Редакция HLB поздравляет народного артиста России и публикует развернутое интервью о творчестве и жизни.
— Максим, вы работами с великими мастерами, проводниками, как вы говорите. Александр Ширвиндт, Юрий Бутусов, Марк Захаров, Вадим Абдрашитов – какими они запечатлелись в вашей памяти?
— Все, кого вы перечислили – это, конечно, невероятные люди. Они во многом повлияли на меня. Вот сейчас вошла Вера, костюмер, и я думаю, что она в какой-то мере тоже мой проводник. Тот человек, который тебя сопровождает на сцену, «в последний путь», как я говорю, потому что дальше – неизвестность.

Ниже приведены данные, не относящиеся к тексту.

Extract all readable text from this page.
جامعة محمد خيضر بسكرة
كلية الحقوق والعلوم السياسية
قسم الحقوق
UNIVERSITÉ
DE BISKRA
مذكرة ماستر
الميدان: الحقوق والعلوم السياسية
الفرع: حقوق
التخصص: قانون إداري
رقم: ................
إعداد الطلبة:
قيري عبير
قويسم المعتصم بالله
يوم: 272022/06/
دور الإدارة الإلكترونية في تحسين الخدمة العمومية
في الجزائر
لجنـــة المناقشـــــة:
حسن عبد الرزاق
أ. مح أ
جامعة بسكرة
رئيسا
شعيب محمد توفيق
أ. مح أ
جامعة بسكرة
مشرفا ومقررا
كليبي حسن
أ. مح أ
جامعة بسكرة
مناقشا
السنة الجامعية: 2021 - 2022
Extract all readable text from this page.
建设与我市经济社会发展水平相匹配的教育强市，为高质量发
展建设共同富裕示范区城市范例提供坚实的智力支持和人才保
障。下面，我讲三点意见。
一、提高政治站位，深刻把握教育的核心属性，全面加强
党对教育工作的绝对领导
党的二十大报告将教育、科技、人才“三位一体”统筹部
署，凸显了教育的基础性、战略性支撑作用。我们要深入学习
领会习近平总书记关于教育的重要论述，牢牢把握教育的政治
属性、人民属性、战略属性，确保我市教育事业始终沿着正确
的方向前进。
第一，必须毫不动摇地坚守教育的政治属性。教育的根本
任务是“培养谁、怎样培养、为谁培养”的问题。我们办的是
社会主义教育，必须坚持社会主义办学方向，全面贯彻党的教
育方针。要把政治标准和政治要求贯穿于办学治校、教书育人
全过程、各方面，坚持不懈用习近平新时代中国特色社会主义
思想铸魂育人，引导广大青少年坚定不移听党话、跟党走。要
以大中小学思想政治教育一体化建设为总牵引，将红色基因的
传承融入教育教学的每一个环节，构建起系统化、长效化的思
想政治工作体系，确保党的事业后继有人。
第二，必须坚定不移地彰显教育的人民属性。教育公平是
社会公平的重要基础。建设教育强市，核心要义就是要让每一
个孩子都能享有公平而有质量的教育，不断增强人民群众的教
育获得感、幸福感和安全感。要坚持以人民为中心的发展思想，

Как пойдёт спектакль? Какая сегодня будет публика? Какое настроение у зрительного зала? Это же непредсказуемо. Кино крутится и всё. И плёнке все равно, как ведет себя публика – может, она ест чипсы, а может, целуется на задних рядах. А в театре – по-другому. Театр – это такая энергия, которая неповторима. Поэтому это, наверное, единственное искусство, которое не имеет продолжения, потому что волшебство этого вечера никто никогда повторить не сможет. И поэтому я так влюблен в эту профессию, наверное, даже больше, чем в кино. Кино – это другая профессия. А театр – он невероятен, он прекрасен, потому что он неповторим. И любой человек, который входит в твою жизнь – костюмер, гримёр, помощник режиссера, свет, звук – это ведь соучастники действия. Поэтому я никогда не понимаю, когда говорят «обслуживающий персонал». Что значит обслуживающий персонал? Это такие же мои соучастники. Выключи свет – и меня не видно, выключи звук – и не будет музыки. В театре все является атмосферой. Входит зритель в театр, и он уже попадает в эту атмосферу. Для меня всё должно быть подспорьем.

— Вернемся к вашей юности. Когда вы поступали в Щуку, могли предположить, что сами возглавите затем мастерскую? И вообще представить из всего того, что произошло в вашей судьбе?
— Нет. Честно скажу, из того, что со мной произошло – такая пертурбация в моей жизни, я предположить и 5% не мог. Единственное, что я знал точно, что я стану артистом – это да. А того, что со мной вообще происходит по жизни… Ведь мне говорили: «Макс, ну, подожди, куда сейчас студенты в твоём сумасшедшем графике?» Для меня, правда, самолёт – это спокойная ночь. Куда еще 30 человек детей? И ты ведь не можешь просто сказать: «А, ладно». Это ответственность. Я с них спрашиваю, как с себя. Условно говоря, послезавтра они будут моими партнерами, коллегами. Немного сейчас всё стало упрощенным, средне-образовательной школой. Огромное количество административной ответственности, а не творческой. Это меня мучает. Потому что ты должен вести документацию, заполнять бумаги и прочее. Ну, не творчески это, как-то неправильно. Слово художественного руководителя нашего курса было не то что непререкаемо, это был такой закон, что даже в мыслях не было пропустить занятие. Этого не могло быть, даже в страшном сне не могли представить! Сейчас они пишут смс-ки: «Ой, я заболела…» Или что-то еще. А у нас, студентов, страшным адом было проспать. Дисциплина – это всё. Что такое институт? Это азбука, которая в тебя закладывается и с которой ты должен потом по жизни идти. Потому что на самом деле срабатывает все только сейчас, спустя 30 лет. Ведь скоро будет 30 лет, как мы окончили институт.
— Вы строгий мастер?

— Я не знаю, это у них надо спросить. Не уверен, что я так уж строг. Нет, конечно, я с них спрашиваю как со взрослых людей. Я специально набирал так, чтобы курс был молодой. У меня всем по 18 лет, самому старшему 22 года. Особенно для девиц это трудно. Если им сейчас 18, они окончат в 22, придут в театр, и надо будет занимать свою нишу. А если девушка поступит в 22, окончит в 27 и придёт в театр, то окажется, что эта ниша занята. И она будет начинать играть без слов, а когда ей начинать строить карьеру, когда рожать? Это трудный вопрос.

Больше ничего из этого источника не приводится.